I do think the venture industry is in the process of changing and needs to change. I don’t think we’re living in the world that existed in the mid-1990s, when VCs with small funds and no leverage were able to make small bets and reap huge returns. I think that structural era has changed. Venture capital is now global, and as a result if you’re going to be in the VC business at scale you have to think about how you want to participate in those global phenomena, and at least make very clear decisions about where you are not going to participate. I think as we look at industries like green energy and alternatives, if you believe in those industries and want to invest in them, you’ve got the difficulty of having to invest huge amounts of capital over the course of building those companies to reach a cash-flow positive state. As a result, you’ve got to have a different model about how you deal with leverage, how you remove risk with early capital, how much you invest in later stages of those companies, and where the ecosystem is for continuing investments. I think the notion of building businesses with very little capital that are going to have outsized returns - the Googles of the world - are going to be far and few between. I think where we see small capital invested, like in the Internet, we are going to see generally relatively small returns, because these days there are very few barriers to entry.

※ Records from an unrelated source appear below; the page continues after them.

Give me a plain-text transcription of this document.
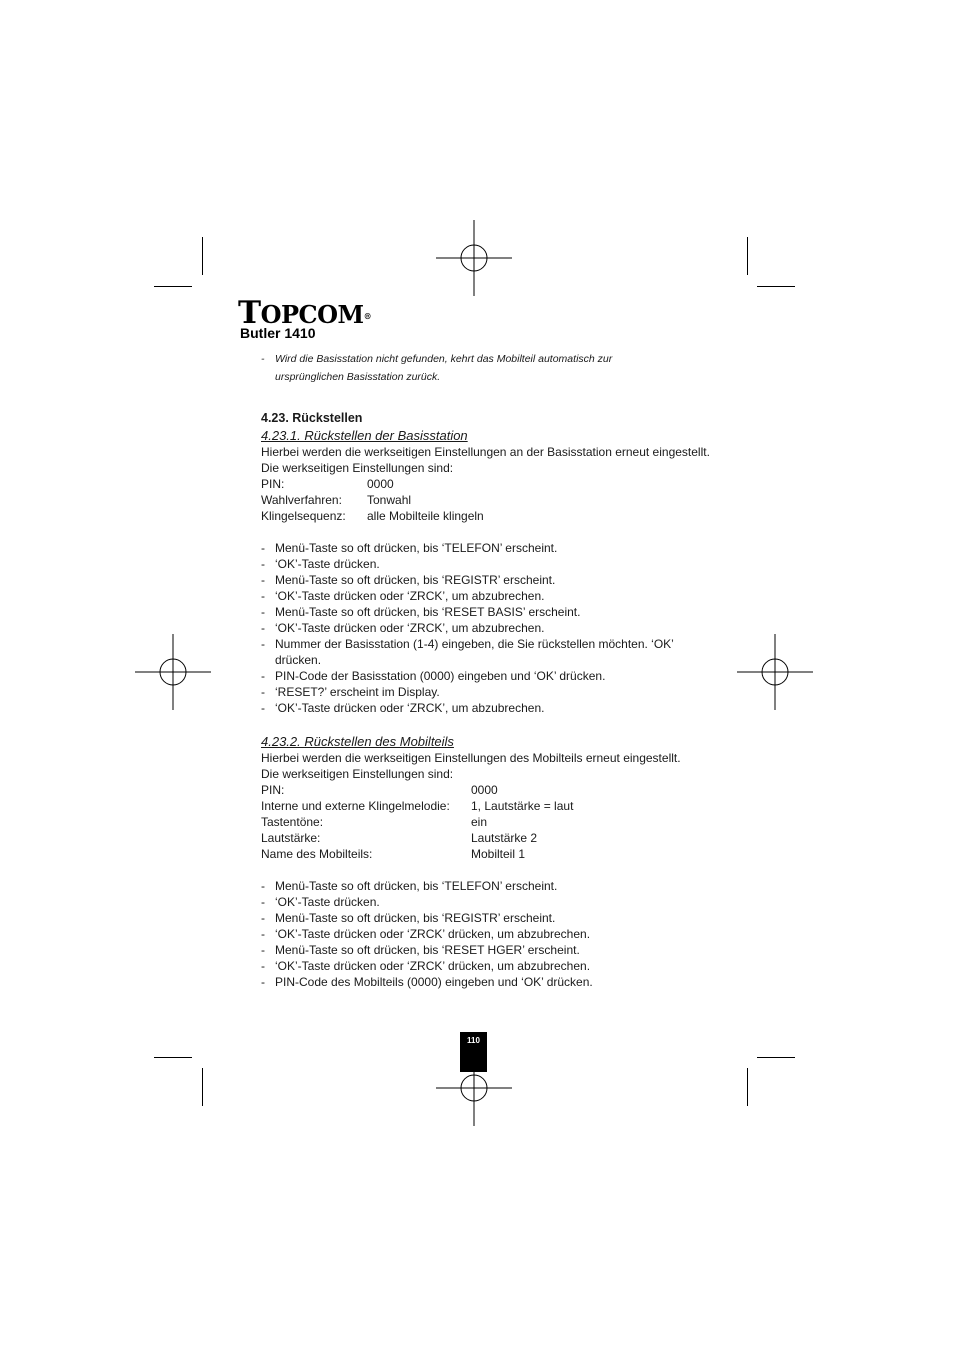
TOPCOM®
Butler 1410
- Wird die Basisstation nicht gefunden, kehrt das Mobilteil automatisch zur
ursprünglichen Basisstation zurück.
4.23. Rückstellen
4.23.1. Rückstellen der Basisstation

Hierbei werden die werkseitigen Einstellungen an der Basisstation erneut eingestellt.

Die werkseitigen Einstellungen sind:

PIN:	0000
Wahlverfahren:	Tonwahl
Klingelsequenz:	alle Mobilteile klingeln
- Menü-Taste so oft drücken, bis ‘TELEFON’ erscheint.
- ‘OK’-Taste drücken.
- Menü-Taste so oft drücken, bis ‘REGISTR’ erscheint.
- ‘OK’-Taste drücken oder ‘ZRCK’, um abzubrechen.
- Menü-Taste so oft drücken, bis ‘RESET BASIS’ erscheint.
- ‘OK’-Taste drücken oder ‘ZRCK’, um abzubrechen.
- Nummer der Basisstation (1-4) eingeben, die Sie rückstellen möchten. ‘OK’ drücken.
- PIN-Code der Basisstation (0000) eingeben und ‘OK’ drücken.
- ‘RESET?’ erscheint im Display.
- ‘OK’-Taste drücken oder ‘ZRCK’, um abzubrechen.
4.23.2. Rückstellen des Mobilteils

Hierbei werden die werkseitigen Einstellungen des Mobilteils erneut eingestellt.

Die werkseitigen Einstellungen sind:

PIN:	0000
Interne und externe Klingelmelodie:	1, Lautstärke = laut
Tastentöne:	ein
Lautstärke:	Lautstärke 2
Name des Mobilteils:	Mobilteil 1
- Menü-Taste so oft drücken, bis ‘TELEFON’ erscheint.
- ‘OK’-Taste drücken.
- Menü-Taste so oft drücken, bis ‘REGISTR’ erscheint.
- ‘OK’-Taste drücken oder ‘ZRCK’ drücken, um abzubrechen.
- Menü-Taste so oft drücken, bis ‘RESET HGER’ erscheint.
- ‘OK’-Taste drücken oder ‘ZRCK’ drücken, um abzubrechen.
- PIN-Code des Mobilteils (0000) eingeben und ‘OK’ drücken.
110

I do think VC is changing. It’s becoming more of a scale buisness, more of a global business. It takes more financial engineering than it did before because of the amounts of capital necessary to take some of these companies to fruition, and timeframes are also going to be longer as a result.
What is your contrarian view about the world?
I think that the issues we’re seeing today that we ascribe to markets, to politicians, and to global politics are all human issues, and that the human psychology and the human character are really where we need to focus our attention as individuals and as a society if we want to resolve any of these larger dilemmas.
What’s your favorite book and favorite movie?
I have so many favorite books, but on I go to over and over is Moon in a Dew Drop by Eihei Dogen. Timeless wisdom.
Same with movies, again, so many favorites, but my pick in the last year was Man on Wire about Philippe Petit, that extraordinary man who walked a tightrope between the Twin Towers. He epitomizes great entrepreneurship. This movie elevates one's soul.